Invoice Digitization Workflow: Scan → OCR → Excel | way2pdf Skip to main content
Workflow Guide

Invoice Digitization: Scan, OCR, and Export to Excel

A complete, practical workflow for converting paper invoices into structured spreadsheets — covering the exact steps, the settings that matter, and the mistakes that waste an afternoon.

12 min read  ·  By  ·  Updated May 17, 2026


Why paper invoices are still a problem in 2026

Despite the rise of e-invoicing, a substantial portion of supplier invoices still arrive as paper documents, faxes, or photographs — especially from small suppliers, international vendors, and industries like construction, food service, and manufacturing where paper is the norm. An accounts payable team processing 50–500 such invoices a month faces the same bottleneck: someone has to type numbers from paper into a spreadsheet, and manual entry at scale produces errors, delays, and audit risk.

The correct fix is a three-step pipeline: scan → OCR → extract to spreadsheet. Each step is distinct and each matters. Skipping or rushing any one of them produces problems downstream that take longer to fix than doing it right from the start.

What this workflow requires

You need three things: a scanner or phone with a document-scanning app, a way to run OCR on the scanned PDF, and a PDF-to-Excel converter. All three steps can be done with way2pdf's free tools at no cost and without uploading to a permanent cloud drive. Files are deleted automatically within one hour.

Before you start: This workflow is for scanned paper invoices. If your invoices arrive as email attachments that are already digital PDFs (from accounting software like Xero, QuickBooks, or SAP), skip to Step 3 — they already have a text layer and do not need OCR.

Step 1: Scan the paper invoice to PDF

Scanning settings that affect OCR accuracy

Resolution: 300 DPI minimum, 400 DPI recommended. This is the single most important setting. OCR software reads the pixel representation of each character. At 150 DPI (the default on many scanner apps), small text — 8pt or smaller, which is common on invoice line items — becomes too blurry to read reliably. At 300 DPI, standard invoice text is clean. At 400 DPI, even thermal-printer receipts with faint characters become legible to OCR. Do not exceed 600 DPI unless the document has extremely fine print — higher resolution increases file size without improving OCR results on typical invoice text.

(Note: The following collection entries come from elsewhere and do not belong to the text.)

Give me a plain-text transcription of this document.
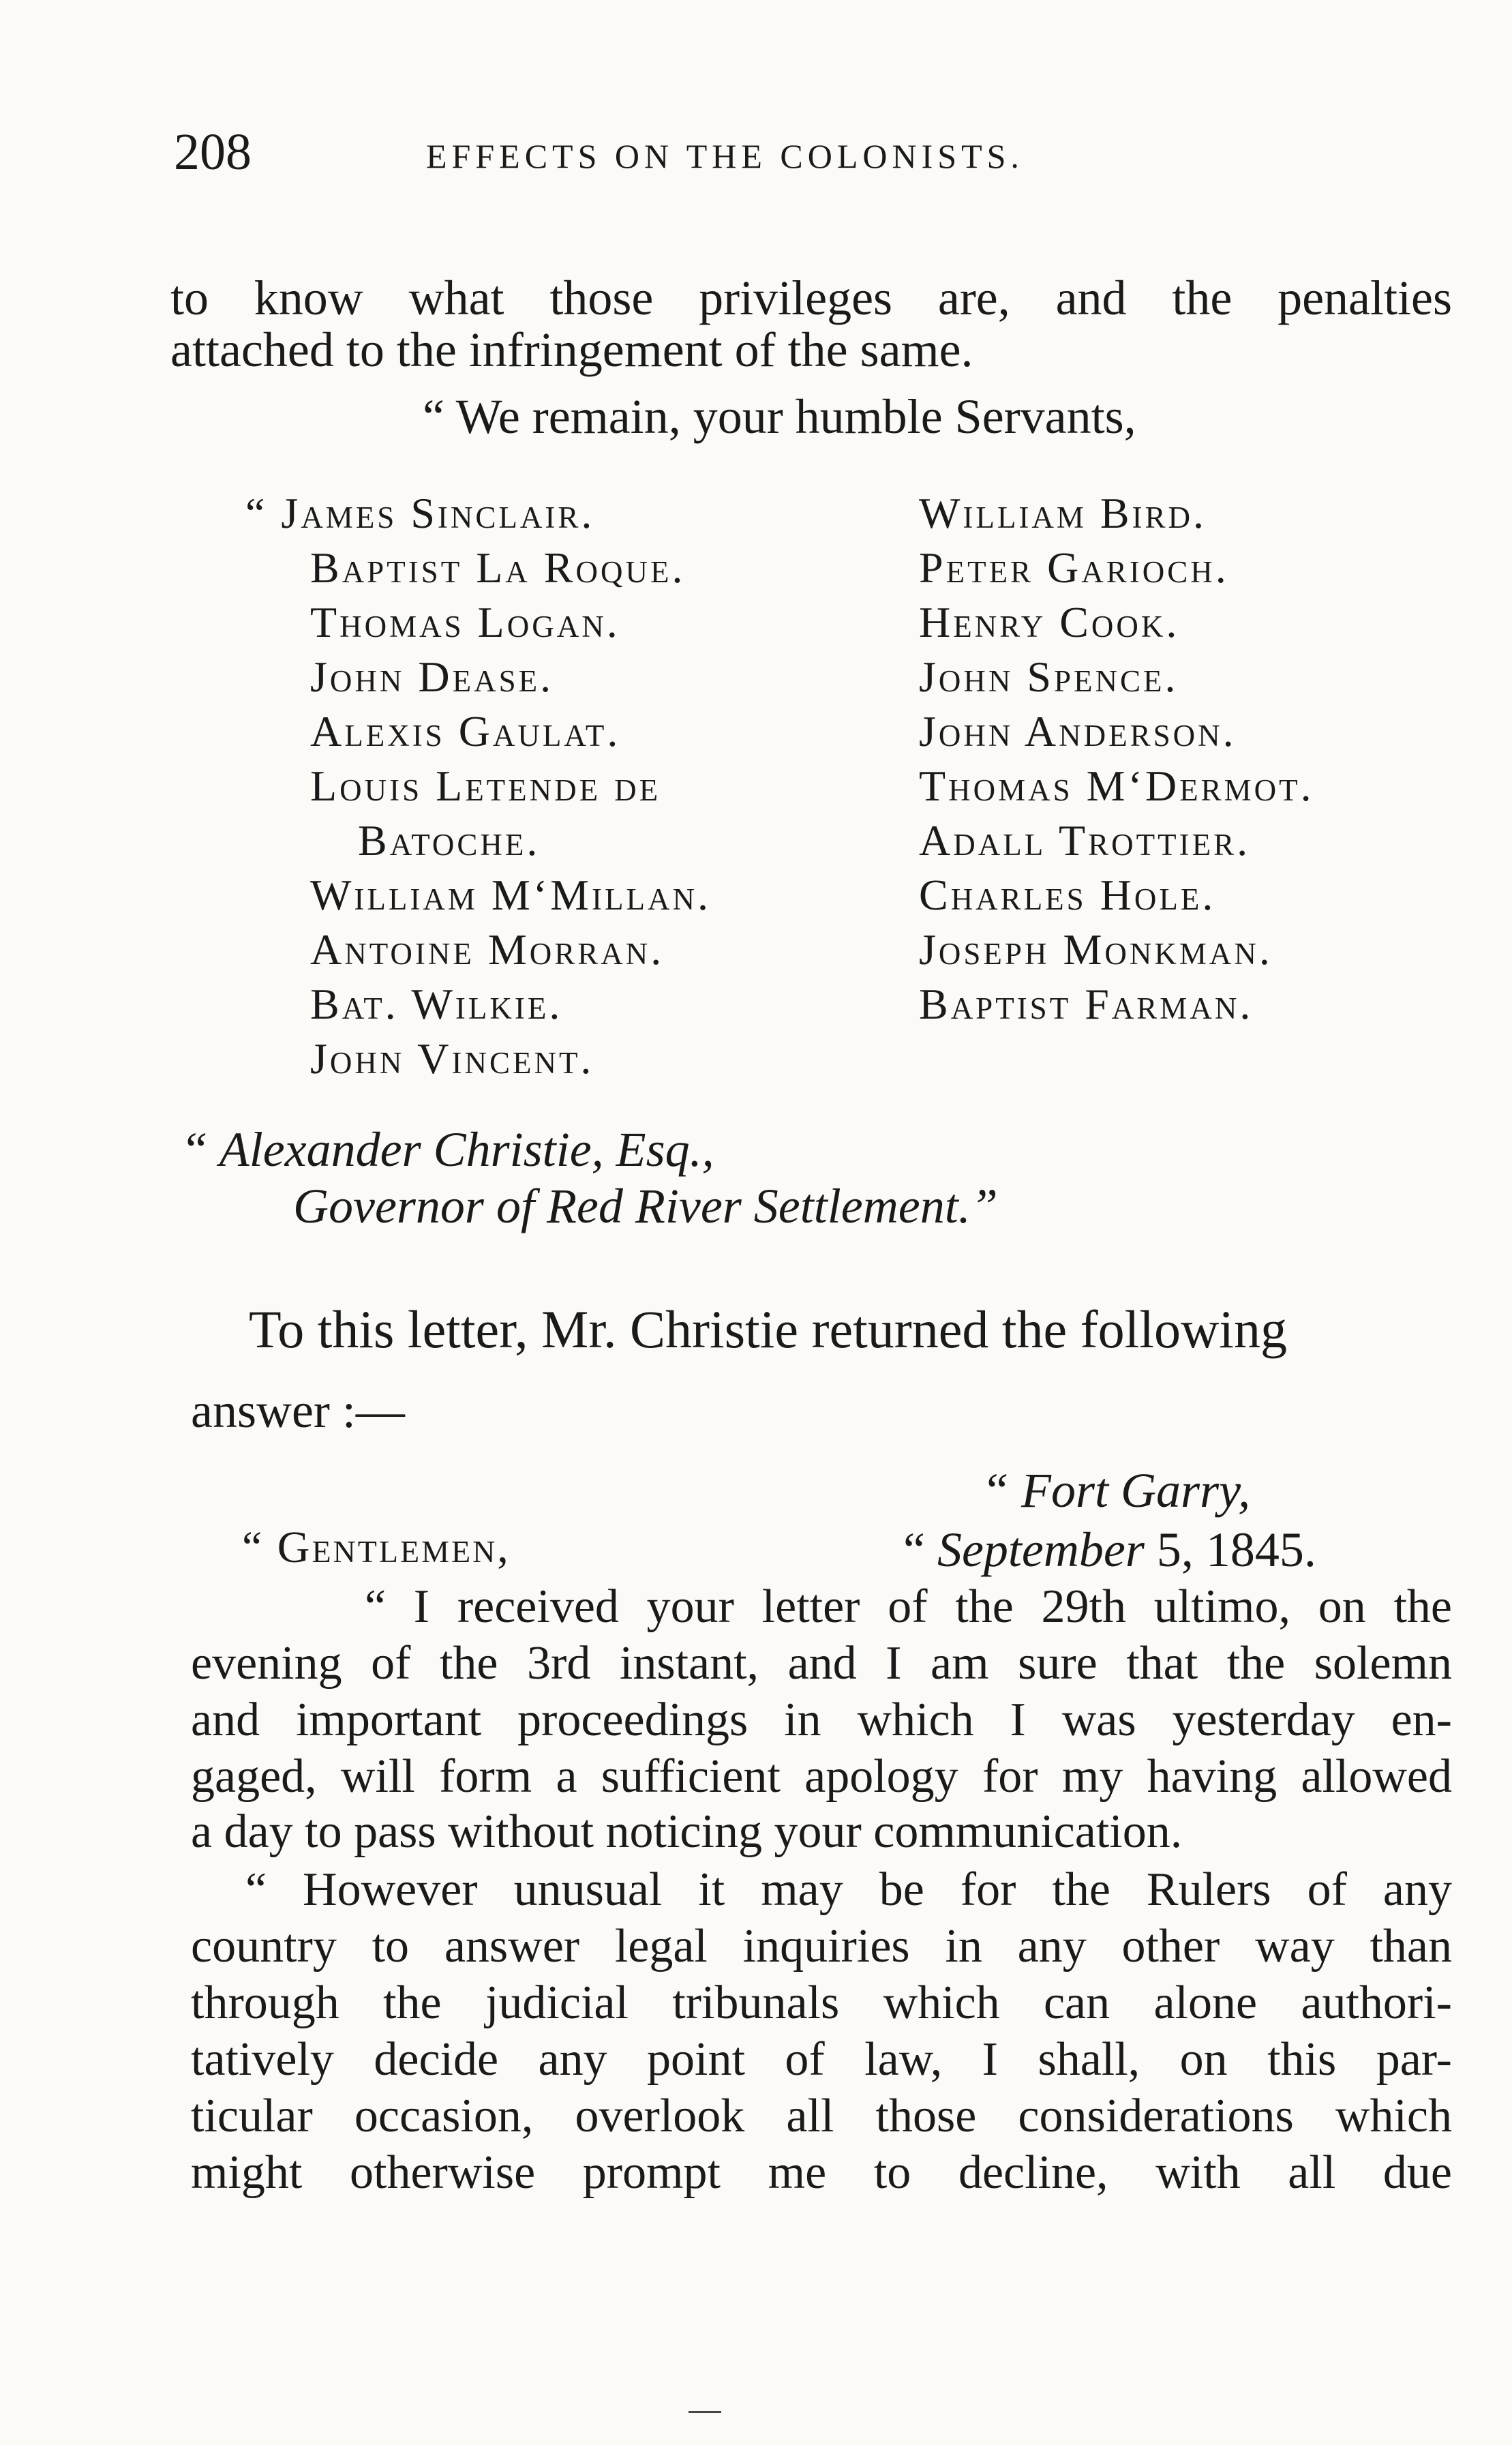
208	EFFECTS ON THE COLONISTS.
to know what those privileges are, and the penalties
attached to the infringement of the same.
“ We remain, your humble Servants,
“ James Sinclair.
Baptist La Roque.
Thomas Logan.
John Dease.
Alexis Gaulat.
Louis Letende de
Batoche.
William M‘Millan.
Antoine Morran.
Bat. Wilkie.
John Vincent.
William Bird.
Peter Garioch.
Henry Cook.
John Spence.
John Anderson.
Thomas M‘Dermot.
Adall Trottier.
Charles Hole.
Joseph Monkman.
Baptist Farman.
“ Alexander Christie, Esq.,
Governor of Red River Settlement.”
To this letter, Mr. Christie returned the following
answer :—
“ Fort Garry,
“ Gentlemen,	“ September 5, 1845.
“ I received your letter of the 29th ultimo, on the
evening of the 3rd instant, and I am sure that the solemn
and important proceedings in which I was yesterday en-
gaged, will form a sufficient apology for my having allowed
a day to pass without noticing your communication.
“ However unusual it may be for the Rulers of any
country to answer legal inquiries in any other way than
through the judicial tribunals which can alone authori-
tatively decide any point of law, I shall, on this par-
ticular occasion, overlook all those considerations which
might otherwise prompt me to decline, with all due
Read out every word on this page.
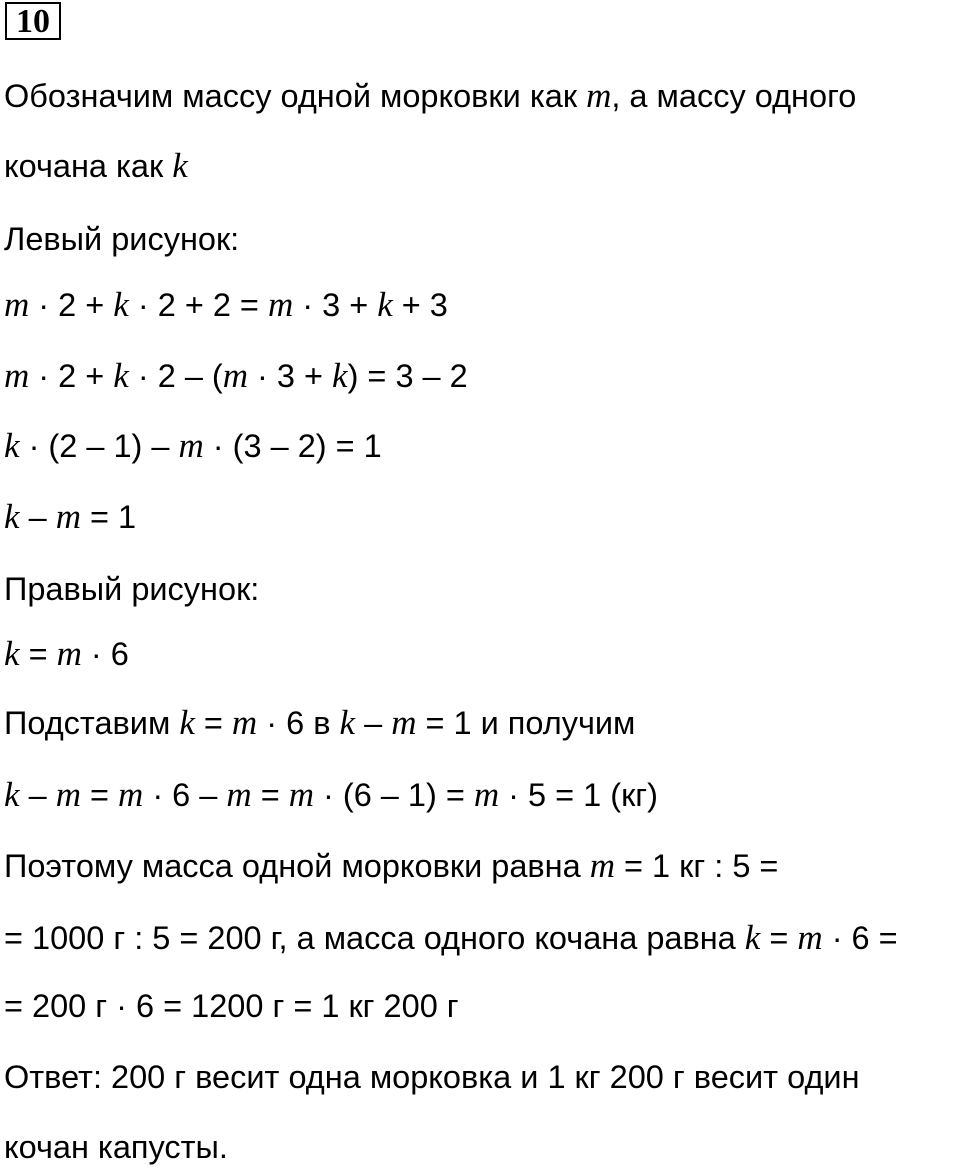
10
Обозначим массу одной морковки как m, а массу одного
кочана как k
Левый рисунок:
m · 2 + k · 2 + 2 = m · 3 + k + 3
m · 2 + k · 2 – (m · 3 + k) = 3 – 2
k · (2 – 1) – m · (3 – 2) = 1
k – m = 1
Правый рисунок:
k = m · 6
Подставим k = m · 6 в k – m = 1 и получим
k – m = m · 6 – m = m · (6 – 1) = m · 5 = 1 (кг)
Поэтому масса одной морковки равна m = 1 кг : 5 =
= 1000 г : 5 = 200 г, а масса одного кочана равна k = m · 6 =
= 200 г · 6 = 1200 г = 1 кг 200 г
Ответ: 200 г весит одна морковка и 1 кг 200 г весит один
кочан капусты.
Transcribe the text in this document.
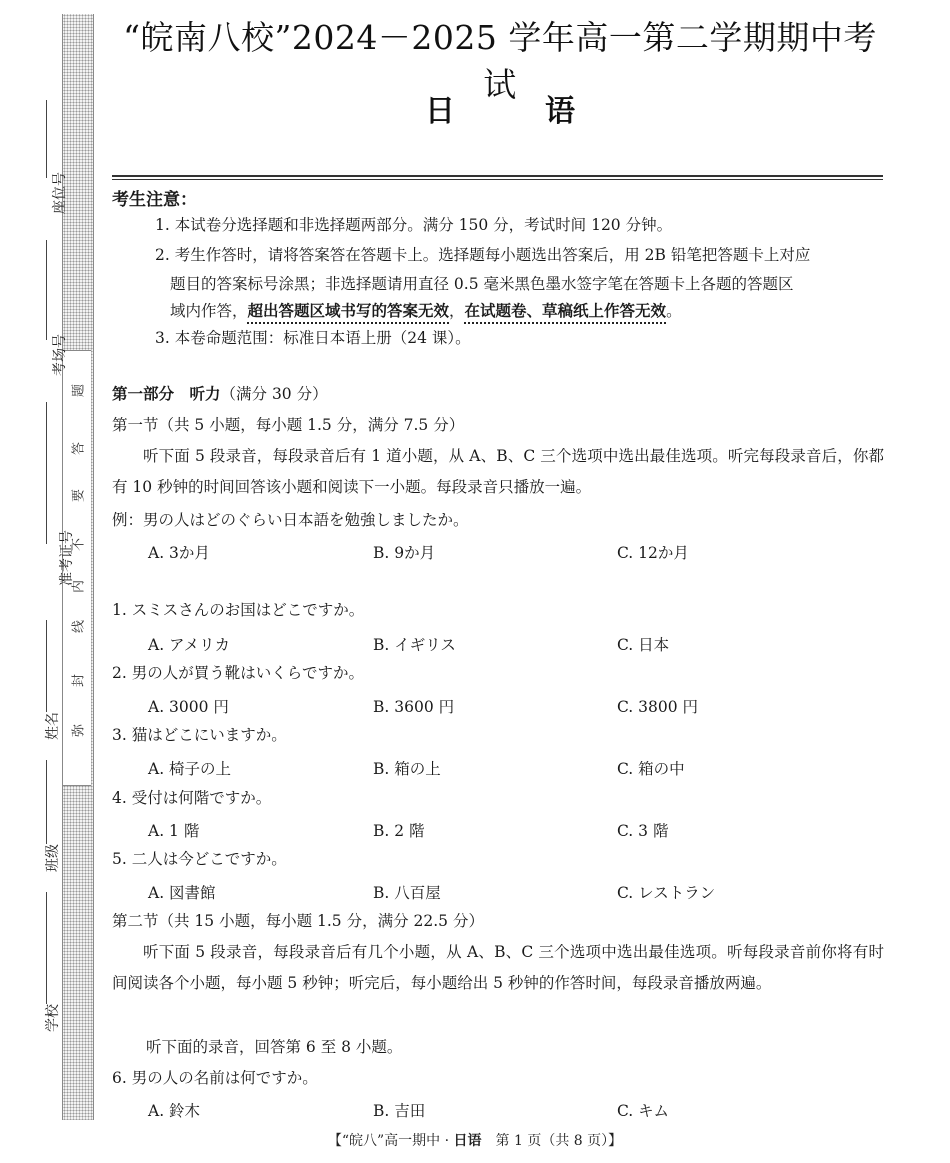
弥
封
线
内
不
要
答
题
座位号
考场号
准考证号
姓名
班级
学校
“皖南八校”2024－2025 学年高一第二学期期中考试
日	语
考生注意：
1. 本试卷分选择题和非选择题两部分。满分 150 分，考试时间 120 分钟。
2. 考生作答时，请将答案答在答题卡上。选择题每小题选出答案后，用 2B 铅笔把答题卡上对应
题目的答案标号涂黑；非选择题请用直径 0.5 毫米黑色墨水签字笔在答题卡上各题的答题区
域内作答，超出答题区域书写的答案无效，在试题卷、草稿纸上作答无效。
3. 本卷命题范围：标准日本语上册（24 课）。
第一部分　听力（满分 30 分）
第一节（共 5 小题，每小题 1.5 分，满分 7.5 分）
听下面 5 段录音，每段录音后有 1 道小题，从 A、B、C 三个选项中选出最佳选项。听完每段录音后，你都有 10 秒钟的时间回答该小题和阅读下一小题。每段录音只播放一遍。
例：男の人はどのぐらい日本語を勉強しましたか。
A. 3か月	B. 9か月	C. 12か月
1. スミスさんのお国はどこですか。
A. アメリカ	B. イギリス	C. 日本
2. 男の人が買う靴はいくらですか。
A. 3000 円	B. 3600 円	C. 3800 円
3. 猫はどこにいますか。
A. 椅子の上	B. 箱の上	C. 箱の中
4. 受付は何階ですか。
A. 1 階	B. 2 階	C. 3 階
5. 二人は今どこですか。
A. 図書館	B. 八百屋	C. レストラン
第二节（共 15 小题，每小题 1.5 分，满分 22.5 分）
听下面 5 段录音，每段录音后有几个小题，从 A、B、C 三个选项中选出最佳选项。听每段录音前你将有时间阅读各个小题，每小题 5 秒钟；听完后，每小题给出 5 秒钟的作答时间，每段录音播放两遍。
听下面的录音，回答第 6 至 8 小题。
6. 男の人の名前は何ですか。
A. 鈴木	B. 吉田	C. キム
【“皖八”高一期中 · 日语　第 1 页（共 8 页）】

Colour mode: Greyscale or black-and-white. Colour scanning triples file size and does not improve OCR accuracy on text documents. Use greyscale for most invoices. Use black-and-white (1-bit) only for invoices with no greyscale content — pure black text on white paper — since it produces the smallest file sizes. Avoid black-and-white for invoices with logos, shaded tables, or light-grey background text.

File format: PDF. Scan directly to PDF rather than JPEG or PNG. PDF preserves document structure (page size, orientation), and the OCR result can be overlaid as a text layer on top of the image — this makes the final PDF both human-readable and machine-readable without changing how it looks.

Page alignment: Crooked pages reduce OCR accuracy significantly. Most modern scanners have auto-deskew, but if yours does not, align the invoice squarely on the scanner bed. way2pdf's Rotate PDF tool can fix orientation after scanning, but deskew (fixing the angle) requires a scanner with auto-deskew or dedicated software.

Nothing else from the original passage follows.